The full executive committee of NCOIL, Troy, N.Y., voted unanimously to approve the model during NCOIL’s recent annual meeting in Las Vegas.

Earlier, NCOIL’s life insurance and financial planning committee approved the model by a unanimous vote.

At NCOIL, unlike the National Association of Insurance Commissioners, Kansas City, Mo., the executive committee can approve models on behalf of the entire organization, without putting the model up for a vote by an organ that includes all of the organization’s voting members.

North Dakota state Rep. George Keiser, R-Bismarck, N.D., who spearheaded development of the model, said all parties involved had to make concessions.

Representatives of life insurers, life settlement companies and institutional investors spent between 30 and 40 hours on conference calls and in all-day sessions to find a way to include a STOLI definition, Keiser said.

The NCOIL model is an alternative to an amended viatical settlements model adopted earlier this year by the NAIC.

A major difference between the two models is the length of time a policyholder is prevented from settling a policy.

The NAIC model would impose restrictions for 5 years and creates exceptions for a number of life-changing events, such as divorce.

The NCOIL model imposes restrictions for 2 years, which reflects the contestability period traditionally used in life insurance contracts.

NCOIL members wanted to adopt the model at the annual meeting, to give state lawmakers a chance to bring the model before state legislatures starting in 2008.

Going into the meeting, life insurers, life settlement firms and institutional investors still disagreed about many points in the 34-page model draft.
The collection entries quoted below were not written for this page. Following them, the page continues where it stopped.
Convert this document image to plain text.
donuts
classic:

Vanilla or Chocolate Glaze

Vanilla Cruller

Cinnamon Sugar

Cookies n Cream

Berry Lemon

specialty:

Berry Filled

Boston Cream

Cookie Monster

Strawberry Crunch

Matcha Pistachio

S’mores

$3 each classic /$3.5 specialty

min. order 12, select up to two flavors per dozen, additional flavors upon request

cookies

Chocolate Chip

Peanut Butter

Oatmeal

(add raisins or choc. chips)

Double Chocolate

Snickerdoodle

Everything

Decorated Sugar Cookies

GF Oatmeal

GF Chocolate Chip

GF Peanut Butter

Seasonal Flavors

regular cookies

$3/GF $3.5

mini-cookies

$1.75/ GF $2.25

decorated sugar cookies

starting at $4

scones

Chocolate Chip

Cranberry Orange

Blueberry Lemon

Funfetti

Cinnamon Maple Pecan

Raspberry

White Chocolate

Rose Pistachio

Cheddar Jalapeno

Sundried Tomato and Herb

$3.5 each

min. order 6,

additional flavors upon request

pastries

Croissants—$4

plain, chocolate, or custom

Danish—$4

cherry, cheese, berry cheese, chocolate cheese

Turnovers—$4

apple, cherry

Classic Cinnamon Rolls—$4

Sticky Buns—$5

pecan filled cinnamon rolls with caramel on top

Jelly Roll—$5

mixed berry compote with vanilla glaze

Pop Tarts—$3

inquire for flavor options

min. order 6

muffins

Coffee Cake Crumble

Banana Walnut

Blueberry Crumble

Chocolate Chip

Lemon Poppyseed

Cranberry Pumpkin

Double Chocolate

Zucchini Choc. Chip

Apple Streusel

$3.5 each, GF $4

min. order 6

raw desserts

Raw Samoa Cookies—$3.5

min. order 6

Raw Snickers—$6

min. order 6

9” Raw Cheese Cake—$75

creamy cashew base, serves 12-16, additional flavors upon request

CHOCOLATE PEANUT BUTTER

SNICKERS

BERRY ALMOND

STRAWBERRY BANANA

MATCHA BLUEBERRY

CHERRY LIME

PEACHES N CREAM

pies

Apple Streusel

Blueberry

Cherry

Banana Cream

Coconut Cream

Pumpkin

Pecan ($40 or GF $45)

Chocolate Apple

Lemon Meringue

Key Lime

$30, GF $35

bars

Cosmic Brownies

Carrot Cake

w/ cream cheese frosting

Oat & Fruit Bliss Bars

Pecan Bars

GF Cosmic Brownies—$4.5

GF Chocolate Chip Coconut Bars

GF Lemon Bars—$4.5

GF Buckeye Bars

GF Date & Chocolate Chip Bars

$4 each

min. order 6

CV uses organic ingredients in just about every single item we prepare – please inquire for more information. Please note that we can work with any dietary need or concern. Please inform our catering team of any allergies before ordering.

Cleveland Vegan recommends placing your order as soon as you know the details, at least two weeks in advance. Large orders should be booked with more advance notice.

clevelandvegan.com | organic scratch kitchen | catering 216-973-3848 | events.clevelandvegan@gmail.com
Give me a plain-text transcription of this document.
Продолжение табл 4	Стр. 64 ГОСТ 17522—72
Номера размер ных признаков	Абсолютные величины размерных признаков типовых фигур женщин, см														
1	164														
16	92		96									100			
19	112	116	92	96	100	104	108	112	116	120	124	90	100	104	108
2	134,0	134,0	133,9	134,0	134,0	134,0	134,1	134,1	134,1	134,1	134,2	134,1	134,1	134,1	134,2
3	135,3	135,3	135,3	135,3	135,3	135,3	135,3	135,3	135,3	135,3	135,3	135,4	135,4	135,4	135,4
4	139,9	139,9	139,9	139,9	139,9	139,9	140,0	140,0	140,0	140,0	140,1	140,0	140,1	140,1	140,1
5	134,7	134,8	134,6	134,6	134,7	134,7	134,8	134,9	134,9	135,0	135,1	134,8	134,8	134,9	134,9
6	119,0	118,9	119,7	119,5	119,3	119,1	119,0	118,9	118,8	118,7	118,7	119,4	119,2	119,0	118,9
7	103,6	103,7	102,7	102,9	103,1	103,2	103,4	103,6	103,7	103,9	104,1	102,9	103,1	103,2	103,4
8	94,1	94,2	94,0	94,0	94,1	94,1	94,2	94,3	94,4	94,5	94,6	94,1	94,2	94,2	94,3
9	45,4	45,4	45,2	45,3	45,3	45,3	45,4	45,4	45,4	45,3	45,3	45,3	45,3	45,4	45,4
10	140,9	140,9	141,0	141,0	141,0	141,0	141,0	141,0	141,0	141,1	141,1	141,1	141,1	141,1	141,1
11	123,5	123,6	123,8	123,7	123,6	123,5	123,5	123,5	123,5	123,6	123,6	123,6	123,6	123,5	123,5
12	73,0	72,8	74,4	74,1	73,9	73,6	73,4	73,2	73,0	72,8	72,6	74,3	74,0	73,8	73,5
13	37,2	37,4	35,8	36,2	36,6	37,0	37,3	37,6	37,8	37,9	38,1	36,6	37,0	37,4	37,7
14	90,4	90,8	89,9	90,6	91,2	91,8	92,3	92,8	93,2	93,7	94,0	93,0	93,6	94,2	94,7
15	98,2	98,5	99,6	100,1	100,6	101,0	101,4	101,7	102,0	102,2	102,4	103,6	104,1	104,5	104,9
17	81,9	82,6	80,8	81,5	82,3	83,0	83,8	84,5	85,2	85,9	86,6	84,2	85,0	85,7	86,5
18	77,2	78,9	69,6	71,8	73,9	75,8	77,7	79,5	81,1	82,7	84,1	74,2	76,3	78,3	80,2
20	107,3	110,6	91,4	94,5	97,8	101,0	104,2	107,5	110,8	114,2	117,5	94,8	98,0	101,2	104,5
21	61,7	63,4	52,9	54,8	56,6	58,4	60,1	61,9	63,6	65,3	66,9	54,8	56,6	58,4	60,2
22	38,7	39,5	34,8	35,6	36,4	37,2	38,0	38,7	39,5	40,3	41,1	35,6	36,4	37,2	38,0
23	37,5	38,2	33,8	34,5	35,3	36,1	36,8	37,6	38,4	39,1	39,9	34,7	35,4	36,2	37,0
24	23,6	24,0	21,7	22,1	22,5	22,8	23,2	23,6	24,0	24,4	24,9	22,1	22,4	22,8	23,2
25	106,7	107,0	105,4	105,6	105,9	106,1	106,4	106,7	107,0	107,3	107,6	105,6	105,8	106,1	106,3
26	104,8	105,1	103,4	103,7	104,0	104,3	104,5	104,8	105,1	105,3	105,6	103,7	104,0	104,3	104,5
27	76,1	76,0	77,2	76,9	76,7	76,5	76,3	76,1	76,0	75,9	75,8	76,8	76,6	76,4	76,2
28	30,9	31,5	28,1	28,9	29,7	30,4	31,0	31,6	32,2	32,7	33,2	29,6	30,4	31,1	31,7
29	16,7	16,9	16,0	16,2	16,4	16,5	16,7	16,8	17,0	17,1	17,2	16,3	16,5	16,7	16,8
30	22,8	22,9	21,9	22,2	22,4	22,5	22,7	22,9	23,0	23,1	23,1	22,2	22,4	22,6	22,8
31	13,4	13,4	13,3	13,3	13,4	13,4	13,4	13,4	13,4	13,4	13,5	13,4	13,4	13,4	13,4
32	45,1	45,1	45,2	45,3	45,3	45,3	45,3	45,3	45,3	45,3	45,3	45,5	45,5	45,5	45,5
Participants thrashed out their concerns for 5 hours, Nov. 14, and NCOIL then scheduled another round of discussion Nov. 15.

Georgia state Sen. Ralph Hudgens, R-Hull, Ga., came up with a compromise definition of stranger-owned life insurance while the discussions were under way.

STOLI is “a practice or plan to initiate a life insurance policy for the benefit of a third party investor who at the time of policy origination has no insurable interest in the insured,” according to the text of the definition.

“STOLI practices include but are not limited to cases where life insurance is purchased with resources or guarantees from or through a person, or entity, who at the time of policy inception, could not lawfully initiate the policy themselves, and where, at the time of inception, there is an arrangement or agreement, whether verbal or written, to directly or indirectly transfer the ownership of the policy and/or the policy benefits to a third party,” according to the definition text.

The definition offered by Hudgens also includes a provision dealing with use of trust arrangements to obtain STOLI.

“Trusts that are created to give the appearance of insurable interest, and are used to initiate policies for investors, violate insurable interest laws and the prohibition against wagering on life,” according to the definition text.

The American Council of Life Insurers, Washington, had emphasized the need for including a definition of STOLI in the model, to help insurers identify and reject efforts to set up the arrangements while the parties involved are still applying for coverage.